Like a bastard child of DIO and early SOUNDGARDEN, ZERO HOUR wallow in a metal sea near misty mountains and smoke-wreathed battlements on "The Towers of Avarice". I have to give credit here for a pretty good job at this stuff or else you'd have been reading a Spinal Tap review ("wallowing in a sea of retarded sexuality...."). I can't fault this on its merits -- excellent dynamics, jackhammer metal guitars, good vocals -- but are there that many D&D fans out there anymore?
Any band with a name like A NIGHT OF SERIOUS DRINKING; that gives props to The Bottom Of The Hill in San Fran and whose publicist describes them as "moody croon-pop".....that oughta be right up my alley but these boys fall short on "One After Another". Although the liner notes tell me that the songs were recorded live as a group, they also indicate that the vocals were laid later and it's in the vocals that we find our gap -- Anthony Bonet does an excellent job on guitar but his voice is just not enough to carry an otherwise solid group of songs. The musicianship and playing are impeccable but cease to matter once he starts singing. All it takes is one good iceberg, don't it?

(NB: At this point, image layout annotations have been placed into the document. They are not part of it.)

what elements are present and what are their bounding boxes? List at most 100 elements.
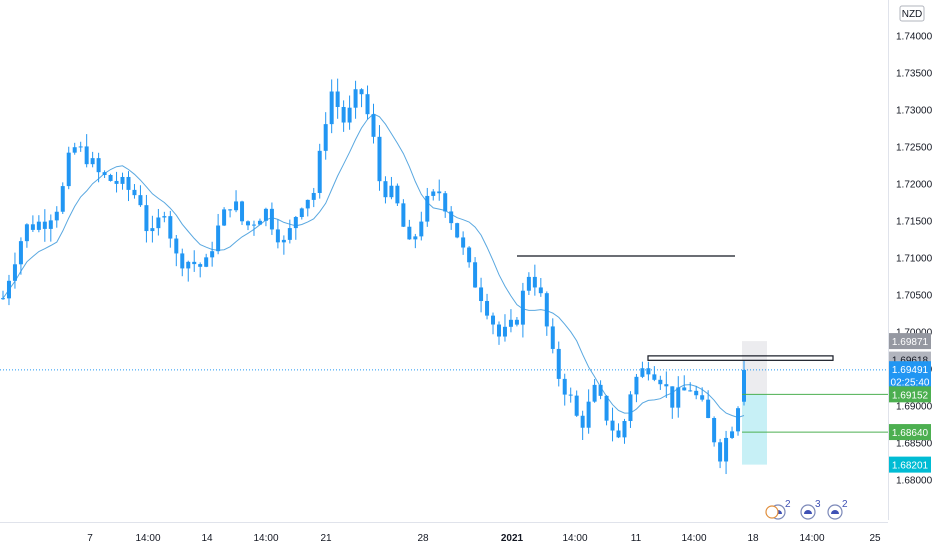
candle <box>455 222 460 239</box>
candle <box>718 438 723 469</box>
candle <box>30 215 35 233</box>
candle <box>126 171 131 202</box>
candle <box>174 234 179 267</box>
x-tick-label: 14:00 <box>799 533 824 544</box>
candle <box>234 190 239 213</box>
candle <box>491 312 496 335</box>
moving-average-line <box>2 113 745 419</box>
candle <box>407 219 412 240</box>
y-tick-label: 1.68500 <box>896 438 932 449</box>
candle <box>724 430 729 475</box>
candle <box>514 317 519 327</box>
candle <box>323 112 328 160</box>
candle <box>610 407 615 442</box>
target-zone[interactable] <box>742 341 767 395</box>
x-tick-label: 7 <box>87 533 93 544</box>
y-tick-label: 1.71500 <box>896 217 932 228</box>
supply-zone-box[interactable] <box>647 355 834 361</box>
candle <box>263 207 268 227</box>
candle <box>311 187 316 208</box>
candle <box>90 151 95 168</box>
price-badge-text: 1.69618 <box>892 356 929 367</box>
y-tick-label: 1.74000 <box>896 32 932 43</box>
price-badge: 02:25:40 <box>889 373 931 390</box>
price-badge-text: 1.69491 <box>892 365 929 376</box>
candle <box>568 387 573 403</box>
candle <box>341 100 346 132</box>
candles-layer <box>1 78 746 475</box>
candle <box>48 214 53 242</box>
candle <box>389 176 394 200</box>
x-tick-label: 18 <box>747 533 759 544</box>
candle <box>479 277 484 313</box>
candle <box>604 395 609 426</box>
candle <box>532 264 537 296</box>
candle <box>18 237 23 275</box>
candle <box>287 219 292 244</box>
event-badge[interactable]: 3 <box>800 499 821 520</box>
candle <box>329 79 334 134</box>
event-badge[interactable]: 2 <box>765 499 791 520</box>
y-tick-label: 1.71000 <box>896 254 932 265</box>
candle <box>216 213 221 255</box>
candle <box>60 182 65 215</box>
candle <box>132 184 137 199</box>
candle <box>413 233 418 249</box>
drawings-layer[interactable] <box>0 255 888 433</box>
x-tick-label: 21 <box>320 533 332 544</box>
candle <box>712 416 717 447</box>
candle <box>281 235 286 255</box>
candle <box>431 189 436 201</box>
candle <box>700 387 705 402</box>
candle <box>251 220 256 236</box>
candle <box>652 366 657 382</box>
candle <box>664 371 669 398</box>
candle <box>138 185 143 207</box>
candle <box>658 375 663 390</box>
candle <box>634 373 639 403</box>
candle <box>66 146 71 190</box>
candle <box>228 209 233 218</box>
candle <box>108 173 113 182</box>
candle <box>144 194 149 243</box>
candle <box>275 219 280 249</box>
candle <box>616 423 621 439</box>
candle <box>586 389 591 434</box>
candle <box>538 278 543 297</box>
candle <box>84 134 89 168</box>
candle <box>102 170 107 178</box>
time-axis[interactable]: 7 14:00 14 14:00 21 28 2021 14:00 11 14:00 18 14:00… <box>0 522 888 545</box>
price-axis[interactable]: 1.680001.685001.690001.695001.700001.705… <box>888 0 932 520</box>
candle <box>186 260 191 282</box>
candle <box>150 215 155 243</box>
position-zones <box>742 341 767 465</box>
x-tick-label: 28 <box>417 533 429 544</box>
candle <box>544 291 549 336</box>
candle <box>401 199 406 228</box>
candle <box>353 80 358 119</box>
reward-zone[interactable] <box>742 394 767 465</box>
event-badge[interactable]: 2 <box>827 499 848 520</box>
candle <box>508 309 513 333</box>
event-badges[interactable]: 2 3 2 <box>765 499 848 520</box>
candle <box>180 248 185 277</box>
x-tick-label: 14:00 <box>681 533 706 544</box>
candle <box>6 274 11 306</box>
candle <box>425 187 430 227</box>
candle <box>293 215 298 240</box>
candle <box>347 95 352 130</box>
candle <box>670 386 675 419</box>
candle <box>556 341 561 387</box>
candle <box>305 199 310 217</box>
y-tick-label: 1.72000 <box>896 180 932 191</box>
currency-label[interactable]: NZD <box>899 5 925 22</box>
candle <box>580 410 585 441</box>
event-count: 2 <box>785 499 791 510</box>
price-badge: 1.69152 <box>889 386 931 403</box>
x-tick-label: 14:00 <box>562 533 587 544</box>
x-tick-label: 11 <box>631 533 642 544</box>
candle <box>694 385 699 400</box>
candle <box>335 78 340 119</box>
candle <box>520 282 525 338</box>
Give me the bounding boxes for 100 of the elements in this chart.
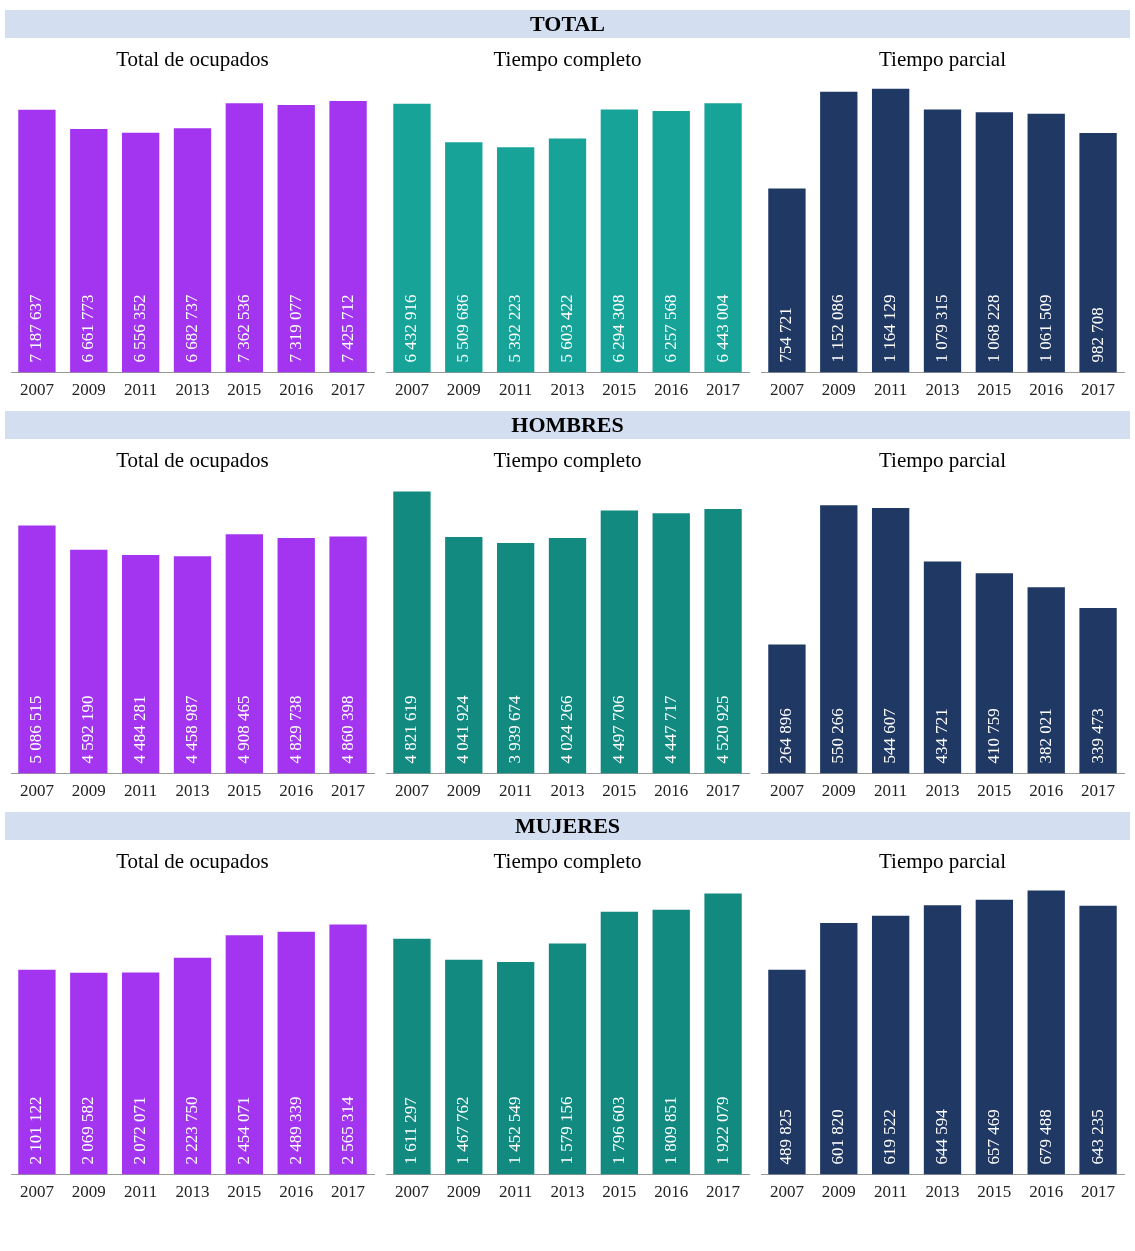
x-tick-label: 2017 <box>331 1182 366 1202</box>
x-tick-label: 2017 <box>1081 1182 1116 1202</box>
x-tick-label: 2017 <box>706 1182 741 1202</box>
bar <box>652 111 690 373</box>
x-tick-label: 2015 <box>977 380 1012 400</box>
data-label: 264 896 <box>776 708 796 764</box>
bar <box>121 554 160 774</box>
x-tick-label: 2011 <box>873 781 908 801</box>
data-label: 434 721 <box>931 708 951 764</box>
x-tick-label: 2016 <box>1029 1182 1064 1202</box>
data-label: 6 661 773 <box>78 294 98 363</box>
x-tick-label: 2011 <box>498 380 533 400</box>
bar <box>548 943 587 1175</box>
bar <box>121 972 160 1175</box>
x-tick-label: 2009 <box>71 1182 106 1202</box>
data-label: 1 579 156 <box>556 1096 576 1165</box>
x-tick-label: 2013 <box>925 781 960 801</box>
data-label: 7 187 637 <box>26 294 46 363</box>
x-tick-label: 2015 <box>602 1182 637 1202</box>
data-label: 2 223 750 <box>181 1096 201 1165</box>
bar <box>329 536 367 774</box>
bar <box>768 644 806 774</box>
bar <box>1027 113 1065 373</box>
bar <box>445 959 483 1175</box>
data-label: 1 079 315 <box>931 294 951 363</box>
data-label: 5 086 515 <box>26 695 46 764</box>
data-label: 1 152 086 <box>828 294 848 363</box>
x-tick-label: 2011 <box>123 781 158 801</box>
bar <box>975 899 1014 1175</box>
bar <box>923 905 962 1175</box>
bar <box>820 505 858 774</box>
data-label: 6 294 308 <box>608 294 628 363</box>
data-label: 4 041 924 <box>453 695 473 764</box>
bar <box>1027 890 1065 1175</box>
data-label: 643 235 <box>1087 1109 1107 1165</box>
data-label: 1 467 762 <box>453 1096 473 1165</box>
x-tick-label: 2007 <box>19 380 55 400</box>
chart-title: TOTAL <box>380 10 755 38</box>
x-tick-label: 2016 <box>279 781 314 801</box>
x-tick-label: 2011 <box>123 1182 158 1202</box>
bar <box>768 188 806 373</box>
x-tick-label: 2017 <box>706 781 741 801</box>
chart-subtitle: Tiempo completo <box>492 46 643 73</box>
x-tick-label: 2007 <box>769 781 805 801</box>
x-tick-label: 2016 <box>279 1182 314 1202</box>
data-label: 2 101 122 <box>26 1096 46 1165</box>
bar <box>548 538 587 774</box>
bar <box>600 510 639 774</box>
data-label: 489 825 <box>776 1109 796 1165</box>
data-label: 679 488 <box>1035 1109 1055 1165</box>
bar <box>393 491 431 774</box>
x-tick-label: 2011 <box>873 1182 908 1202</box>
bar <box>923 109 962 373</box>
data-label: 4 821 619 <box>401 695 421 764</box>
x-tick-label: 2007 <box>19 781 55 801</box>
data-label: 2 454 071 <box>233 1096 253 1165</box>
data-label: 754 721 <box>776 307 796 363</box>
bar <box>277 104 315 373</box>
bar <box>445 537 483 774</box>
data-label: 4 497 706 <box>608 695 628 764</box>
chart-subtitle: Tiempo parcial <box>878 848 1007 875</box>
bar <box>871 508 910 774</box>
data-label: 5 603 422 <box>556 294 576 363</box>
chart-subtitle: Tiempo parcial <box>878 447 1007 474</box>
bar <box>1079 132 1117 373</box>
x-tick-label: 2013 <box>925 1182 960 1202</box>
bar <box>1079 905 1117 1175</box>
x-tick-label: 2016 <box>654 781 689 801</box>
data-label: 4 484 281 <box>130 695 150 764</box>
bar <box>871 88 910 373</box>
bar <box>445 142 483 373</box>
data-label: 410 759 <box>983 708 1003 764</box>
x-tick-label: 2013 <box>175 781 210 801</box>
bar <box>277 538 315 774</box>
data-label: 4 458 987 <box>181 695 201 764</box>
bar <box>704 103 742 373</box>
x-tick-label: 2009 <box>71 781 106 801</box>
bar <box>496 543 535 774</box>
x-tick-label: 2016 <box>654 1182 689 1202</box>
x-tick-label: 2009 <box>821 1182 856 1202</box>
bar <box>70 128 108 373</box>
data-label: 6 257 568 <box>660 294 680 363</box>
data-label: 4 908 465 <box>233 695 253 764</box>
x-tick-label: 2017 <box>331 380 366 400</box>
bar <box>18 109 56 373</box>
bar <box>820 91 858 373</box>
data-label: 6 443 004 <box>712 294 732 363</box>
x-tick-label: 2015 <box>227 781 262 801</box>
x-tick-label: 2017 <box>1081 781 1116 801</box>
x-tick-label: 2013 <box>550 781 585 801</box>
x-tick-label: 2009 <box>446 380 481 400</box>
data-label: 4 447 717 <box>660 695 680 764</box>
data-label: 2 565 314 <box>337 1096 357 1165</box>
x-tick-label: 2007 <box>769 1182 805 1202</box>
bar <box>600 911 639 1175</box>
x-tick-label: 2007 <box>394 781 430 801</box>
data-label: 544 607 <box>880 707 900 764</box>
data-label: 4 829 738 <box>285 695 305 764</box>
x-tick-label: 2017 <box>706 380 741 400</box>
bar <box>225 534 264 774</box>
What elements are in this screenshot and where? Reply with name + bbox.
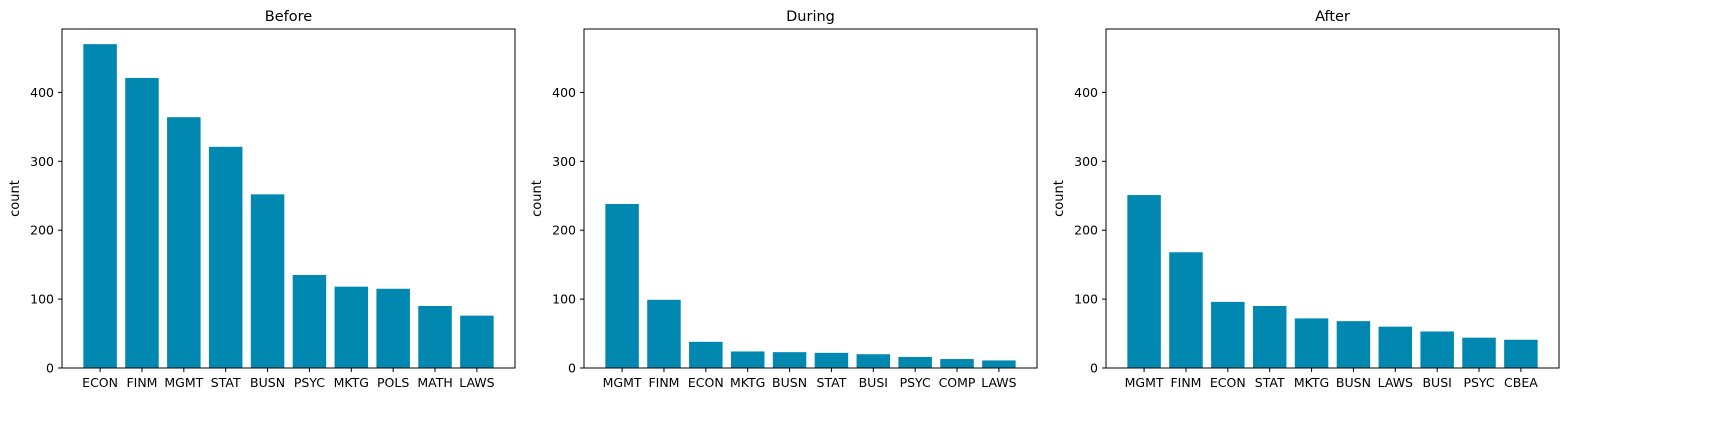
bar-finm: [125, 77, 159, 369]
chart-title: During: [786, 9, 835, 25]
bar-busn: [1336, 321, 1371, 368]
y-tick-label: 0: [46, 361, 54, 376]
x-tick-label: PSYC: [900, 375, 931, 390]
x-tick-label: ECON: [82, 375, 118, 390]
chart-panel-2: MGMT FINM ECON MKTG BUSN STAT BUSI PSYC COMP LAWS…: [530, 9, 1038, 390]
chart-panel-3: MGMT FINM ECON STAT MKTG BUSN LAWS BUSI PSYC CBEA…: [1052, 9, 1560, 390]
x-tick-label: STAT: [1255, 375, 1285, 390]
y-tick-label: 100: [552, 292, 576, 307]
y-tick-label: 400: [30, 85, 54, 100]
y-tick-label: 300: [1074, 154, 1098, 169]
x-tick-label: BUSN: [1336, 375, 1371, 390]
bars: [605, 204, 1016, 368]
y-axis-label: count: [8, 180, 23, 217]
bar-mgmt: [1127, 195, 1161, 368]
bar-pols: [376, 288, 410, 368]
y-tick-label: 100: [1074, 292, 1098, 307]
x-tick-label: BUSN: [250, 375, 285, 390]
bars: [83, 44, 494, 369]
x-tick-label: MATH: [417, 375, 452, 390]
y-tick-label: 0: [568, 361, 576, 376]
bar-busn: [772, 352, 807, 368]
bar-comp: [940, 359, 974, 368]
y-tick-label: 100: [30, 292, 54, 307]
bar-stat: [1252, 305, 1287, 368]
bar-busi: [856, 354, 891, 368]
x-tick-label: LAWS: [1378, 375, 1413, 390]
x-tick-label: LAWS: [981, 375, 1016, 390]
x-tick-label: POLS: [377, 375, 409, 390]
x-tick-label: PSYC: [1463, 375, 1494, 390]
x-tick-label: MKTG: [730, 375, 765, 390]
x-tick-label: MGMT: [603, 375, 642, 390]
axes-frame: [583, 28, 1038, 369]
bar-busn: [250, 194, 285, 368]
y-tick-label: 300: [552, 154, 576, 169]
y-axis-label: count: [1052, 180, 1067, 217]
bar-mktg: [334, 286, 369, 368]
y-tick-label: 400: [552, 85, 576, 100]
x-tick-label: FINM: [1170, 375, 1201, 390]
y-tick-label: 300: [30, 154, 54, 169]
axes-frame: [61, 28, 516, 369]
bar-laws: [1378, 326, 1413, 368]
x-tick-label: LAWS: [459, 375, 494, 390]
x-tick-label: MKTG: [334, 375, 369, 390]
bar-laws: [460, 315, 494, 368]
bar-mgmt: [167, 117, 201, 368]
x-tick-label: STAT: [211, 375, 241, 390]
x-tick-label: CBEA: [1504, 375, 1538, 390]
bar-mgmt: [605, 204, 639, 368]
bar-econ: [1211, 301, 1245, 368]
bar-psyc: [898, 356, 932, 368]
bar-mktg: [730, 351, 765, 368]
bar-laws: [982, 360, 1016, 368]
x-tick-label: FINM: [648, 375, 679, 390]
x-tick-label: ECON: [688, 375, 724, 390]
x-tick-label: FINM: [126, 375, 157, 390]
x-tick-label: MKTG: [1294, 375, 1329, 390]
chart-title: After: [1315, 9, 1350, 25]
x-tick-label: MGMT: [164, 375, 203, 390]
y-tick-label: 400: [1074, 85, 1098, 100]
bar-mktg: [1294, 318, 1329, 368]
x-tick-label: BUSI: [1422, 375, 1451, 390]
x-tick-label: BUSI: [859, 375, 888, 390]
y-tick-label: 0: [1090, 361, 1098, 376]
bar-stat: [814, 352, 849, 368]
x-tick-label: STAT: [817, 375, 847, 390]
bar-finm: [647, 299, 681, 368]
x-tick-label: MGMT: [1125, 375, 1164, 390]
y-tick-label: 200: [1074, 223, 1098, 238]
x-tick-label: COMP: [939, 375, 976, 390]
y-tick-label: 200: [30, 223, 54, 238]
bar-econ: [83, 44, 117, 368]
x-tick-label: ECON: [1210, 375, 1246, 390]
bar-math: [418, 305, 452, 368]
bar-busi: [1420, 331, 1454, 368]
chart-panel-1: ECON FINM MGMT STAT BUSN PSYC MKTG POLS MATH LAWS…: [8, 9, 516, 390]
bar-econ: [689, 341, 723, 368]
bar-stat: [208, 146, 243, 368]
axes-frame: [1105, 28, 1560, 369]
chart-title: Before: [265, 9, 312, 25]
bar-cbea: [1504, 339, 1538, 368]
y-tick-label: 200: [552, 223, 576, 238]
bar-psyc: [292, 274, 327, 368]
y-axis-label: count: [530, 180, 545, 217]
x-tick-label: BUSN: [772, 375, 807, 390]
bars: [1127, 195, 1538, 368]
bar-psyc: [1462, 337, 1496, 368]
bar-finm: [1169, 252, 1203, 368]
x-tick-label: PSYC: [294, 375, 325, 390]
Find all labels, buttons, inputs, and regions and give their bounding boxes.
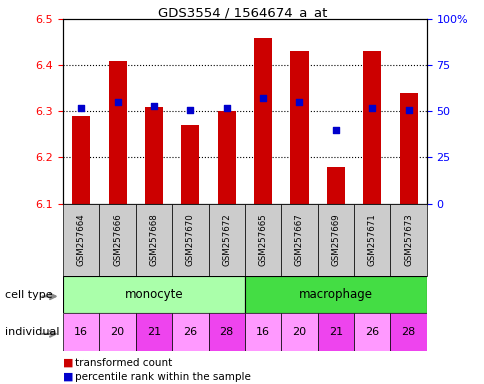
- FancyBboxPatch shape: [281, 313, 317, 351]
- Text: 26: 26: [183, 327, 197, 337]
- Point: [367, 104, 375, 111]
- Text: GSM257665: GSM257665: [258, 214, 267, 266]
- Text: macrophage: macrophage: [298, 288, 372, 301]
- Text: 21: 21: [328, 327, 342, 337]
- Text: percentile rank within the sample: percentile rank within the sample: [75, 372, 251, 382]
- Bar: [145, 107, 163, 204]
- FancyBboxPatch shape: [208, 313, 244, 351]
- Text: GSM257664: GSM257664: [76, 214, 86, 266]
- Bar: [108, 61, 126, 204]
- Point: [295, 99, 302, 105]
- Text: 20: 20: [292, 327, 306, 337]
- Text: GDS3554 / 1564674_a_at: GDS3554 / 1564674_a_at: [157, 6, 327, 19]
- FancyBboxPatch shape: [172, 313, 208, 351]
- Text: ■: ■: [63, 372, 74, 382]
- FancyBboxPatch shape: [136, 204, 172, 276]
- Text: GSM257672: GSM257672: [222, 214, 231, 266]
- Point: [150, 103, 157, 109]
- Text: GSM257668: GSM257668: [149, 214, 158, 266]
- FancyBboxPatch shape: [208, 204, 244, 276]
- Text: cell type: cell type: [5, 290, 52, 300]
- Text: ■: ■: [63, 358, 74, 368]
- Bar: [181, 125, 199, 204]
- Text: individual: individual: [5, 327, 59, 337]
- Bar: [326, 167, 344, 204]
- Point: [331, 127, 339, 133]
- Point: [113, 99, 121, 105]
- Point: [77, 104, 85, 111]
- Point: [186, 106, 194, 113]
- Text: 16: 16: [74, 327, 88, 337]
- FancyBboxPatch shape: [281, 204, 317, 276]
- Text: monocyte: monocyte: [124, 288, 183, 301]
- Bar: [72, 116, 90, 204]
- FancyBboxPatch shape: [244, 276, 426, 313]
- FancyBboxPatch shape: [244, 204, 281, 276]
- Text: transformed count: transformed count: [75, 358, 172, 368]
- FancyBboxPatch shape: [317, 204, 353, 276]
- Bar: [254, 38, 272, 204]
- Point: [222, 104, 230, 111]
- Text: GSM257671: GSM257671: [367, 214, 376, 266]
- FancyBboxPatch shape: [63, 276, 244, 313]
- FancyBboxPatch shape: [99, 204, 136, 276]
- Text: 21: 21: [147, 327, 161, 337]
- Text: 20: 20: [110, 327, 124, 337]
- FancyBboxPatch shape: [136, 313, 172, 351]
- FancyBboxPatch shape: [244, 313, 281, 351]
- FancyBboxPatch shape: [63, 313, 99, 351]
- Text: GSM257670: GSM257670: [185, 214, 195, 266]
- FancyBboxPatch shape: [353, 204, 390, 276]
- Text: 28: 28: [219, 327, 233, 337]
- Text: GSM257673: GSM257673: [403, 214, 412, 266]
- FancyBboxPatch shape: [390, 313, 426, 351]
- FancyBboxPatch shape: [317, 313, 353, 351]
- Bar: [217, 111, 235, 204]
- FancyBboxPatch shape: [172, 204, 208, 276]
- Text: 16: 16: [256, 327, 270, 337]
- FancyBboxPatch shape: [63, 204, 99, 276]
- FancyBboxPatch shape: [390, 204, 426, 276]
- Text: GSM257667: GSM257667: [294, 214, 303, 266]
- Text: GSM257669: GSM257669: [331, 214, 340, 266]
- Bar: [363, 51, 380, 204]
- Point: [404, 106, 411, 113]
- Text: GSM257666: GSM257666: [113, 214, 122, 266]
- Text: 26: 26: [364, 327, 378, 337]
- FancyBboxPatch shape: [99, 313, 136, 351]
- Point: [258, 95, 266, 101]
- Bar: [399, 93, 417, 204]
- FancyBboxPatch shape: [353, 313, 390, 351]
- Bar: [290, 51, 308, 204]
- Text: 28: 28: [401, 327, 415, 337]
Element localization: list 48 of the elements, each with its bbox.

VITRIOL is a title, a moniker, an emotional discharge and nothing to hold onto. BEN CHRISTIAN GREEN has put together something that may be "art" but it's not anything I'd recommend to anyone. I can remember pushing open the unlatched door to a friends basement room on the rundown western edge of Seattle's U-District and finding it empty. The unmade bed, the water stains on the bare concrete walls and a THROBBING GRISTLE record scratching endlessly around and around against the label in the center of the cheap record player. This album is quite similar in sound -- not to Throbbing Gristle but to the scratch of the label against the stylus. Why?
THE COLORBLIND JAMES EXPERIENCE's "Greatest Hits" reminded me right off the bat of a cross between THE MONOCHROME SET and ROBYN HITCHCOCK. This is probably popular in Europe. In a rare moment of truthfulness, the liner notes sum it all up: "When The Colorblind James Experience does finally cease to exist, it will be quickly and completely forgotten."
KANARY. "Porno Church Of The Ugly Man". Proof that women can write stilted prose and predictable riffs as well as AC/DC. Maybe more reminiscent of BACHMAN-TURNER OVERDRIVE?
Winding up on a pop backbeat, FRISBIE summon the spirit of 1964 on "The Subversive Sounds Of Love" and really benefit from the contrast to Kanary. Isn't it funny the way little things can really help your review? Having your CD next to one that really sucks can make you sound so much better! Frisbie would make a great tour with SUNSET VALLEY -- bright-eyed and bushy-tailed, these young boys from the heartland take optimism to a whole new level. Simple, plainspoken and probably Lutheran, they are the youthful musical followup to Garrison Keillor.